I am tattooed on the left of my chest with a cross, light shining across it, and the numbers 3:16 across the top. It is only recently that I have come to accept that this symbol represented 40 years of fear and not a mark of faith. Now, I am sorry to say, I cringe a little when I go swimming with my two year old daughter and spend much valuable time figuring out how to cover this mark of fear, but can never quite bring myself to do this. Perhaps, inwardly at least, I like to be reminded of the nonsense it represents.

PM

 

Simple pleasures

Today I had the rare pleasure of a 30 minute car journey to work Jeremy Paxman (JP) and the late Christopher Hitchens (CH).

I am, of course, referring to a YouTube video interview from 2010, at a time when cancer had taken a hold of CH. The interview was a perfect duration for my journey and caused me much reflection.

Having been brought up as a Protestant, with a Free Church of Scotland Minister for a father, it had taken me in excess of 40 years to admit to myself that I found the whole idea of religion somewhat boring at best and positively frightening at its’ worst.
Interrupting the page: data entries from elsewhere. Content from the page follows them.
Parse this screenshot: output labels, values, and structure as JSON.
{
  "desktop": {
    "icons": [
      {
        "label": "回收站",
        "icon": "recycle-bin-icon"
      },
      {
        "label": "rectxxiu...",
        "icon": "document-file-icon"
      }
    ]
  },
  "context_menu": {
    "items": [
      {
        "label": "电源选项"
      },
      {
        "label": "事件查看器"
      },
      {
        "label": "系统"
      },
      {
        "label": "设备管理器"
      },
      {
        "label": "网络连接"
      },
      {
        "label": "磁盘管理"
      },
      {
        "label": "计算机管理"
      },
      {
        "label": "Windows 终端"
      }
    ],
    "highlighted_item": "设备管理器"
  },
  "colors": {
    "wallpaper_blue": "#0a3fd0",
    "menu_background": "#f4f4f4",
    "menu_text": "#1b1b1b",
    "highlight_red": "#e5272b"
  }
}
CH was the primary catalyst for this admission and awakening. A realisation that, actually, I had no need of any help or intervention from the supernatural. I was perfectly fine thank you very much.

The interview is a piece of dialogue I now revert to often to bring a smile to my face. A man assured of his place on this earth, CH was without doubt an inspiration to many including myself. His ability to soften a normally abrasive JP is a rarity, and I encourage all to listen.